A. Activation of phospholipase C (Correct Answer)
B. Depolarization of the motor end plate
C. Increased synthesis of cyclic AMP
D. Inhibition of norepinephrine reuptake
E. Binding to prostaglandin I2 receptors
Explanation: ***Activation of phospholipase C***
- This patient presents with **postpartum hemorrhage (PPH)**, characterized by heavy vaginal bleeding, tachycardia, hypotension, and a poorly contracted uterus (normal fundal height is at the umbilicus immediately after delivery; 2 inches below the xiphoid is high indicating uterine atony).

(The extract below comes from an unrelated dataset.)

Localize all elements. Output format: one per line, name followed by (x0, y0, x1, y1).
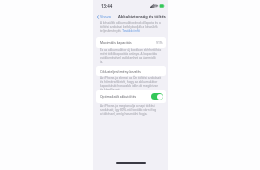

- The most appropriate first-line treatment for uterine atony is **oxytocin**, which acts by binding to G protein-coupled receptors, leading to the **activation of phospholipase C** and an increase in intracellular calcium, causing uterine muscle contraction.
*Depolarization of the motor end plate*
- This mechanism describes the action of **neuromuscular blocking agents** or agonists at the nicotinic acetylcholine receptor, which are not used for treating postpartum hemorrhage.
- The motor end plate is involved in skeletal muscle contraction, not smooth muscle contraction of the uterus.
*Increased synthesis of cyclic AMP*
- **Increased cyclic AMP** generally leads to smooth muscle relaxation (e.g., beta-2 agonists like terbutaline), which would worsen uterine atony and postpartum hemorrhage.
- Tocolytic agents that would cause uterine relaxation would be contraindicated in this scenario.
*Inhibition of norepinephrine reuptake*
- This mechanism describes the action of certain **antidepressants** (e.g., tricyclic antidepressants, SNRIs) or **stimulants**, which primarily affect the central nervous system and are not used to manage postpartum hemorrhage.
- This action does not directly cause uterine contraction.
*Binding to prostaglandin I2 receptors*
- **Prostaglandin I2 (PGI2)**, also known as prostacyclin, is a potent vasodilator and inhibitor of platelet aggregation. Binding to its receptors would lead to smooth muscle relaxation and would increase bleeding, directly worsening postpartum hemorrhage.
- Uterotonic agents like carboprost (PGF2α analog) act on different prostaglandin receptors to induce uterine contraction.